For most of my life,

hoping no one would notice,

least of all myself.

As it turns out,

anger and Sadness are

thick as thieves.

Two sides of the same coin, really.

Sadness is safer

because it’s familiar.

“Be a good girl,” I said to Me,

my whole life,

especially when I was only little.

“Who are you to be angry?

Anger is reserved for people

Who can afford to

Lose other people.

Angry people are accustomed

To being generally safe.

No one is going to abandon them,

It’s a luxury –

being comfortable with Anger.

And the tax on that luxury

is cold, steel fear.

Because when I’m angry,

I wonder…

what if this person sees

that pissed off side of me,

and leaves…

just closes up shop.

What if I’m too much.

or not enough?

Don’t be angry….You’re too sensitive!…

And the insult of invalidation stings.

I’m old hat

at recognizing a good gaslighting.

I cut my teeth on the manipulation

Of others.

Don’t be angry…it’s not the Christian way…

Aside from one lousy

and very profound table-turning,

Jesus seemed never to act in anger again.

But I believe

Jesus was TICKED on occasion.

Oy vey!
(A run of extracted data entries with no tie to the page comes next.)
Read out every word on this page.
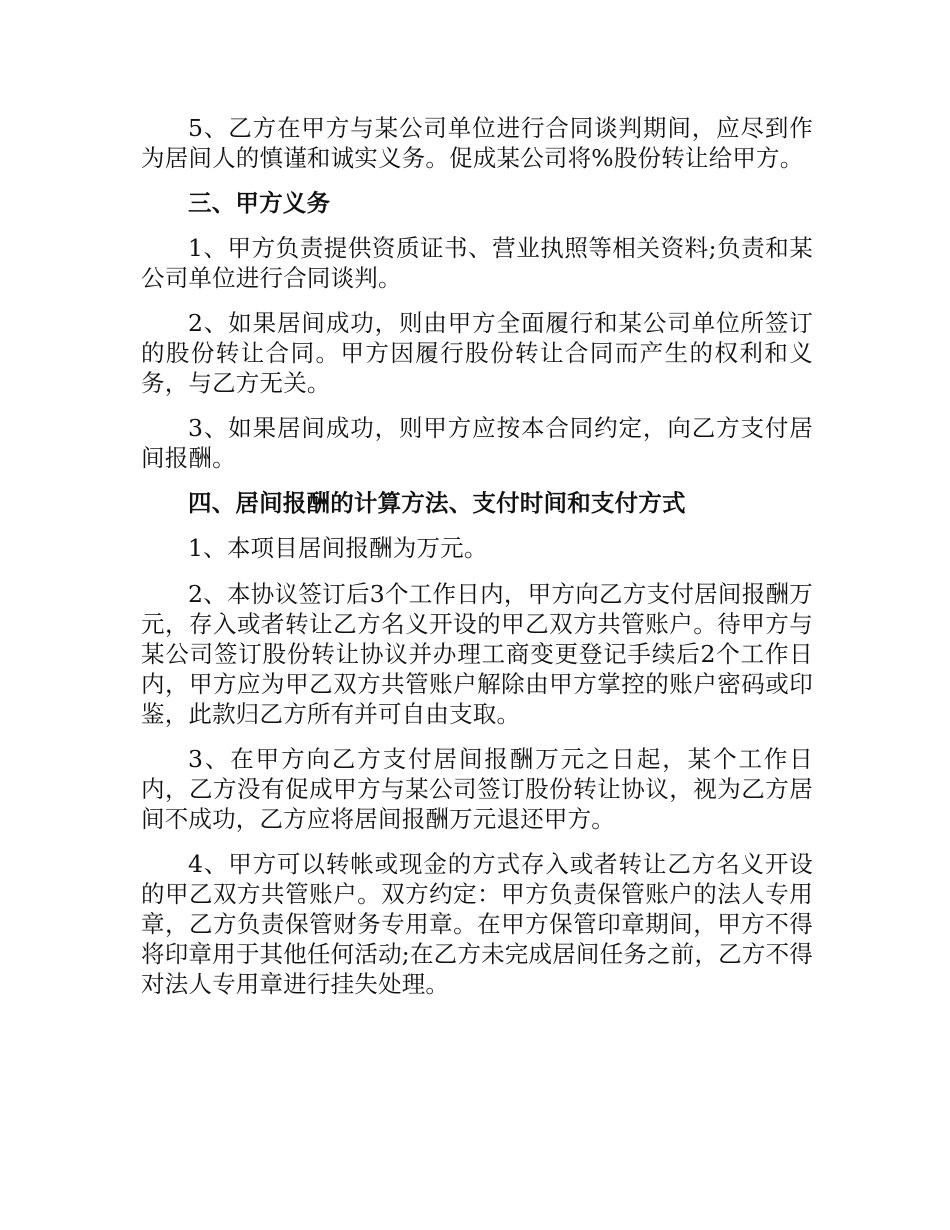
5、乙方在甲方与某公司单位进行合同谈判期间，应尽到作为居间人的慎谨和诚实义务。促成某公司将%股份转让给甲方。

三、甲方义务

1、甲方负责提供资质证书、营业执照等相关资料;负责和某公司单位进行合同谈判。

2、如果居间成功，则由甲方全面履行和某公司单位所签订的股份转让合同。甲方因履行股份转让合同而产生的权利和义务，与乙方无关。

3、如果居间成功，则甲方应按本合同约定，向乙方支付居间报酬。

四、居间报酬的计算方法、支付时间和支付方式

1、本项目居间报酬为万元。

2、本协议签订后3个工作日内，甲方向乙方支付居间报酬万元，存入或者转让乙方名义开设的甲乙双方共管账户。待甲方与某公司签订股份转让协议并办理工商变更登记手续后2个工作日内，甲方应为甲乙双方共管账户解除由甲方掌控的账户密码或印鉴，此款归乙方所有并可自由支取。

3、在甲方向乙方支付居间报酬万元之日起，某个工作日内，乙方没有促成甲方与某公司签订股份转让协议，视为乙方居间不成功，乙方应将居间报酬万元退还甲方。

4、甲方可以转帐或现金的方式存入或者转让乙方名义开设的甲乙双方共管账户。双方约定：甲方负责保管账户的法人专用章，乙方负责保管财务专用章。在甲方保管印章期间，甲方不得将印章用于其他任何活动;在乙方未完成居间任务之前，乙方不得对法人专用章进行挂失处理。
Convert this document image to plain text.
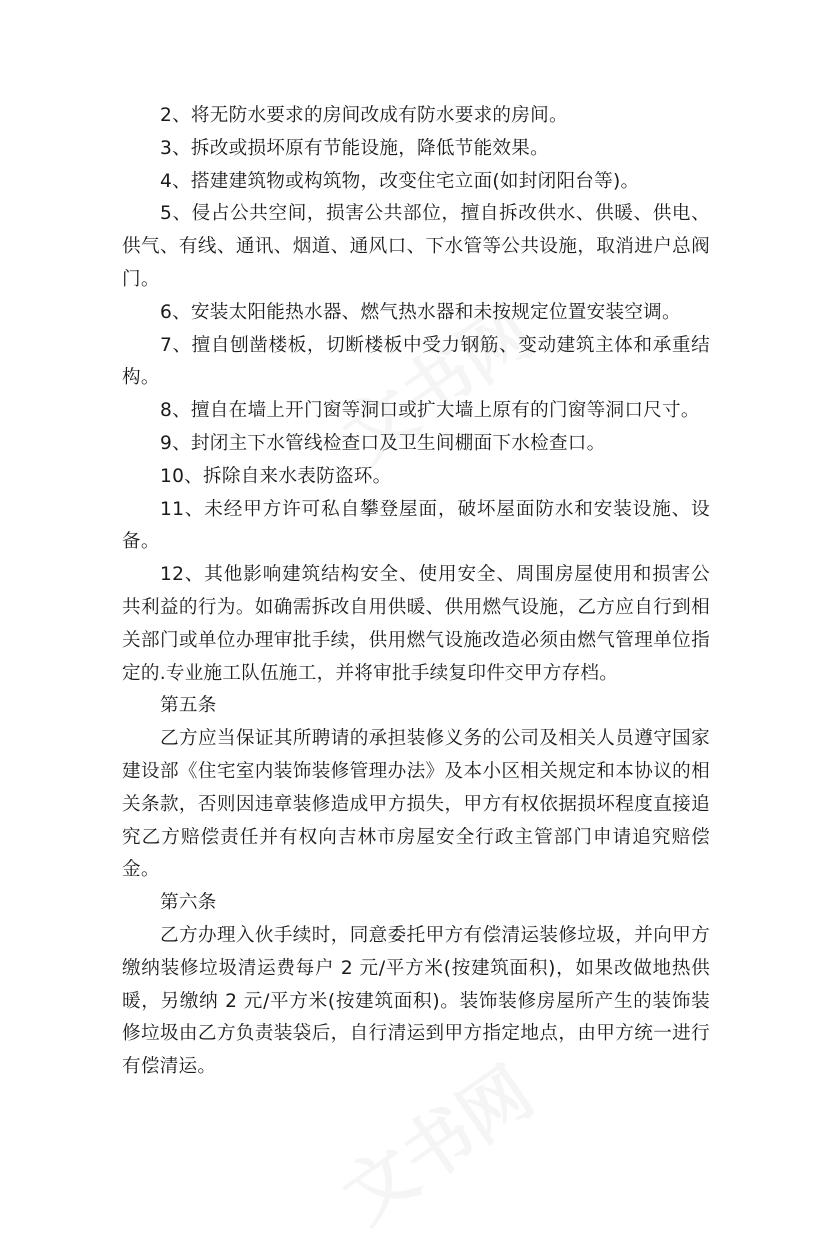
2、将无防水要求的房间改成有防水要求的房间。

3、拆改或损坏原有节能设施，降低节能效果。

4、搭建建筑物或构筑物，改变住宅立面(如封闭阳台等)。

5、侵占公共空间，损害公共部位，擅自拆改供水、供暖、供电、供气、有线、通讯、烟道、通风口、下水管等公共设施，取消进户总阀门。

6、安装太阳能热水器、燃气热水器和未按规定位置安装空调。

7、擅自刨凿楼板，切断楼板中受力钢筋、变动建筑主体和承重结构。

8、擅自在墙上开门窗等洞口或扩大墙上原有的门窗等洞口尺寸。

9、封闭主下水管线检查口及卫生间棚面下水检查口。

10、拆除自来水表防盗环。

11、未经甲方许可私自攀登屋面，破坏屋面防水和安装设施、设备。

12、其他影响建筑结构安全、使用安全、周围房屋使用和损害公共利益的行为。如确需拆改自用供暖、供用燃气设施，乙方应自行到相关部门或单位办理审批手续，供用燃气设施改造必须由燃气管理单位指定的.专业施工队伍施工，并将审批手续复印件交甲方存档。

第五条

乙方应当保证其所聘请的承担装修义务的公司及相关人员遵守国家建设部《住宅室内装饰装修管理办法》及本小区相关规定和本协议的相关条款，否则因违章装修造成甲方损失，甲方有权依据损坏程度直接追究乙方赔偿责任并有权向吉林市房屋安全行政主管部门申请追究赔偿金。

第六条

乙方办理入伙手续时，同意委托甲方有偿清运装修垃圾，并向甲方缴纳装修垃圾清运费每户 2 元/平方米(按建筑面积)，如果改做地热供暖，另缴纳 2 元/平方米(按建筑面积)。装饰装修房屋所产生的装饰装修垃圾由乙方负责装袋后，自行清运到甲方指定地点，由甲方统一进行有偿清运。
How could he NOT be?

Don’t be angry…it’s unfeminine.

Not ladylike at all.

Be meek.

Be mild.

You have a feminine mystique

image to foster.

To which I say…

Welcome, Anger.

I was taught not to associate with

the likes of you.

I was told you would disappoint people

If we hung out.

If I entertained you at all.

Come sit by me, Anger.

It’s okay to use your outdoor voice.

It’s okay to get mad.

This, I tell myself,

as I grab hold of Anger’s hand,

And be okay

With me.

2 thoughts on “Come Sit by Me, Anger

  1. Wow, this is profound and quite understandable. Suppressed anger, I have discovered for myself, will often manifest as depression/sadness. As a Christian it seems we are only allowed one ‘table-turning’ episode plus one is not meant to allow the sun to go down while we still harbour anger etc.
    It’s difficult to know what to do with anger Jana except maybe to forgive what caused the anger in the first place? I really don’t know, so I continue to suppress any anger while I continue to deal with anxiety. The struggle is real but I know that JESUS knows and still loves me!!!! Yay!! He’s the best!